Last week’s news that Primark was to open menswear concessions in Selfridges will no doubt have raised a few eyebrows.

At first glance, it is not an obvious pairing, although Selfridges has been successfully broadening its high street brands and therefore its appeal.

As a general rule though, among the current doom and gloom, it is the high end that seems to confound logic and expectations.

From Burberry to LVMH, Mulberry and Gucci, the news continues to make other retailers read and weep as sales and profits climb.

To learn more, I attended the Wealth Summit. Apart from worrying that they may run a personal credit check before being allowed in, the event was a complete eye-opener.

Apparently there are now about 17 million global millionaires and by 2015 the number of Asian millionaires will overtake Europe’s embattled ones.  Despite the economic meltdown across Europe, the UK luxury market is forecast to grow by 10% per annum and the number of UK millionaires by 11% year on year.
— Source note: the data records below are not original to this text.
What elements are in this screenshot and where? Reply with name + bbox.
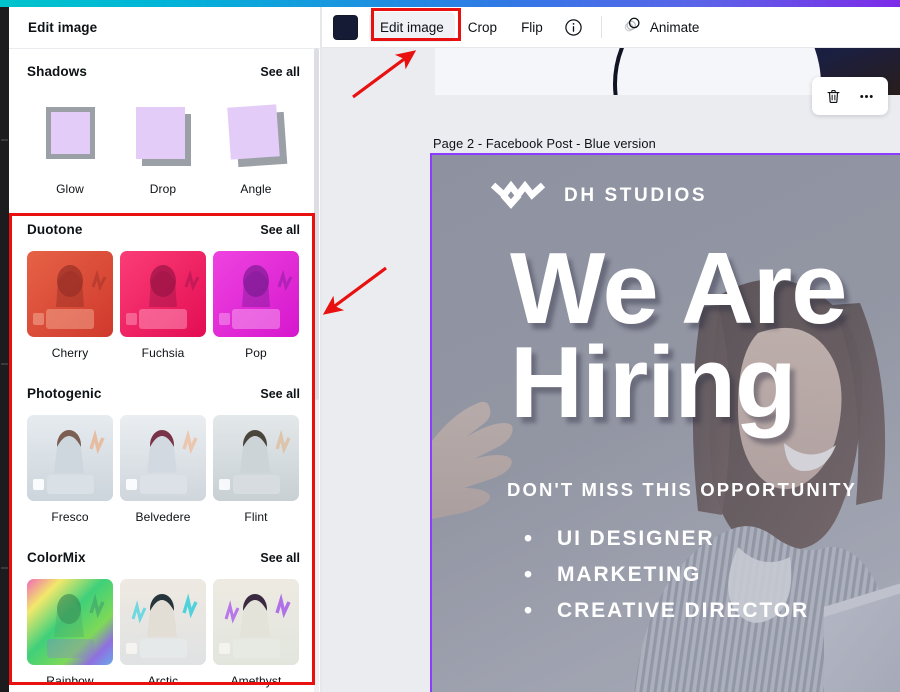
filter-preview-amethyst (213, 579, 299, 665)
filter-label-flint: Flint (244, 510, 268, 524)
filter-preview-pop (213, 251, 299, 337)
filter-option-belvedere[interactable]: Belvedere (120, 415, 206, 524)
glow-preview (27, 93, 113, 173)
section-header-photogenic: Photogenic See all (27, 386, 304, 401)
filter-option-fuchsia[interactable]: Fuchsia (120, 251, 206, 360)
filter-label-cherry: Cherry (51, 346, 89, 360)
panel-scrollbar-thumb[interactable] (314, 48, 319, 400)
edit-image-panel: Edit image Shadows See all Glow Drop Ang… (9, 7, 320, 692)
thumb-row-duotone: Cherry Fuchsia Pop (27, 251, 304, 360)
filter-option-arctic[interactable]: Arctic (120, 579, 206, 688)
design-roles-list: UI DESIGNER MARKETING CREATIVE DIRECTOR (524, 525, 809, 635)
toolbar-divider (600, 16, 602, 38)
brand-lockup: DH STUDIOS (490, 177, 708, 214)
shadow-option-drop[interactable]: Drop (120, 93, 206, 196)
filter-preview-cherry (27, 251, 113, 337)
filter-preview-fuchsia (120, 251, 206, 337)
filter-label-rainbow: Rainbow (46, 674, 94, 688)
section-title-shadows: Shadows (27, 64, 87, 79)
filter-option-amethyst[interactable]: Amethyst (213, 579, 299, 688)
filter-label-fresco: Fresco (51, 510, 89, 524)
section-shadows: Shadows See all Glow Drop Angle (9, 50, 320, 206)
see-all-photogenic[interactable]: See all (260, 387, 300, 401)
section-title-photogenic: Photogenic (27, 386, 102, 401)
filter-preview-belvedere (120, 415, 206, 501)
filter-preview-flint (213, 415, 299, 501)
filter-option-cherry[interactable]: Cherry (27, 251, 113, 360)
see-all-colormix[interactable]: See all (260, 551, 300, 565)
crop-button[interactable]: Crop (457, 12, 508, 42)
drop-preview (120, 93, 206, 173)
canva-editor-window: Edit image Shadows See all Glow Drop Ang… (0, 0, 900, 692)
list-item: MARKETING (524, 561, 809, 588)
filter-label-fuchsia: Fuchsia (141, 346, 185, 360)
filter-option-pop[interactable]: Pop (213, 251, 299, 360)
thumb-row-shadows: Glow Drop Angle (27, 93, 304, 196)
section-header-shadows: Shadows See all (27, 64, 304, 79)
section-photogenic: Photogenic See all Fresco Belvedere Flin… (9, 370, 320, 534)
design-page-canvas[interactable]: DH STUDIOS We Are Hiring DON'T MISS THIS… (430, 153, 900, 692)
design-headline: We Are Hiring (510, 239, 900, 439)
section-header-duotone: Duotone See all (27, 222, 304, 237)
ellipsis-icon[interactable] (851, 81, 882, 112)
prev-page-swoosh-mask (621, 48, 821, 95)
shadow-option-glow[interactable]: Glow (27, 93, 113, 196)
see-all-duotone[interactable]: See all (260, 223, 300, 237)
panel-divider (320, 7, 322, 692)
brand-name: DH STUDIOS (564, 184, 708, 206)
filter-option-flint[interactable]: Flint (213, 415, 299, 524)
section-title-duotone: Duotone (27, 222, 83, 237)
animate-button[interactable]: Animate (613, 12, 710, 42)
design-subheadline: DON'T MISS THIS OPPORTUNITY (507, 479, 857, 500)
list-item: UI DESIGNER (524, 525, 809, 552)
filter-preview-fresco (27, 415, 113, 501)
animate-label: Animate (649, 19, 700, 35)
info-icon[interactable] (559, 12, 589, 42)
design-inner: DH STUDIOS We Are Hiring DON'T MISS THIS… (432, 155, 900, 692)
page-label: Page 2 - Facebook Post - Blue version (433, 136, 656, 151)
shadow-option-angle[interactable]: Angle (213, 93, 299, 196)
filter-label-pop: Pop (245, 346, 267, 360)
section-header-colormix: ColorMix See all (27, 550, 304, 565)
top-accent-strip (0, 0, 900, 7)
shadow-label-drop: Drop (149, 182, 177, 196)
trash-icon[interactable] (818, 81, 849, 112)
list-item: CREATIVE DIRECTOR (524, 597, 809, 624)
section-title-colormix: ColorMix (27, 550, 86, 565)
section-duotone: Duotone See all Cherry Fuchsia Pop (9, 206, 320, 370)
filter-label-belvedere: Belvedere (135, 510, 191, 524)
filter-label-amethyst: Amethyst (230, 674, 282, 688)
panel-header: Edit image (9, 7, 320, 49)
animate-icon (623, 15, 642, 39)
left-app-rail[interactable] (0, 7, 9, 692)
edit-image-button[interactable]: Edit image (369, 12, 455, 42)
filter-option-fresco[interactable]: Fresco (27, 415, 113, 524)
canvas-scroll-area[interactable]: Page 2 - Facebook Post - Blue version DH… (322, 48, 900, 692)
panel-title: Edit image (28, 20, 98, 35)
image-toolbar: Edit image Crop Flip Animate (322, 7, 900, 48)
editor-main: Edit image Crop Flip Animate Page 2 - Fa… (322, 7, 900, 692)
angle-preview (213, 93, 299, 173)
section-colormix: ColorMix See all Rainbow Arctic Amethyst (9, 534, 320, 692)
shadow-label-angle: Angle (240, 182, 272, 196)
filter-option-rainbow[interactable]: Rainbow (27, 579, 113, 688)
thumb-row-photogenic: Fresco Belvedere Flint (27, 415, 304, 524)
page-floating-toolbar (812, 77, 888, 115)
filter-label-arctic: Arctic (147, 674, 179, 688)
zigzag-logo-icon (490, 177, 547, 214)
panel-scrollbar[interactable] (314, 48, 319, 692)
shadow-label-glow: Glow (56, 182, 84, 196)
see-all-shadows[interactable]: See all (260, 65, 300, 79)
color-swatch-button[interactable] (333, 14, 358, 40)
thumb-row-colormix: Rainbow Arctic Amethyst (27, 579, 304, 688)
filter-preview-arctic (120, 579, 206, 665)
flip-button[interactable]: Flip (510, 12, 554, 42)
headline-line-2: Hiring (510, 326, 797, 439)
filter-preview-rainbow (27, 579, 113, 665)
panel-body[interactable]: Shadows See all Glow Drop Angle Duotone … (9, 50, 320, 692)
It can’t all be because of the National Lottery.

But what was really striking in listening to a number of the presenters talk about how they have targeted high-net worth individuals – or HNWIs – is that it always comes down to knowing your customers.

As one operator stated, if he is working in say Denmark, he makes sure he has the name of every single HNWI. To sell luxury products and services to this market, it was also said that you have to really know their ‘passions’ whether art, fine wine, golf, sailing, etc.

Vernon Hill, the creator of Commerce Bancorp in the US was quoted extensively about his business philosophy, which is that you start first with relationships, then service, and only then the products.

The messages seemed to go down well, as if they were new business lore. But perhaps there is something that everyone can learn from this sector.

In tough times, every business has to see transactions as relationships, to understand what customers really like if they are to stay loyal and to treat people with a little more care and attention than before.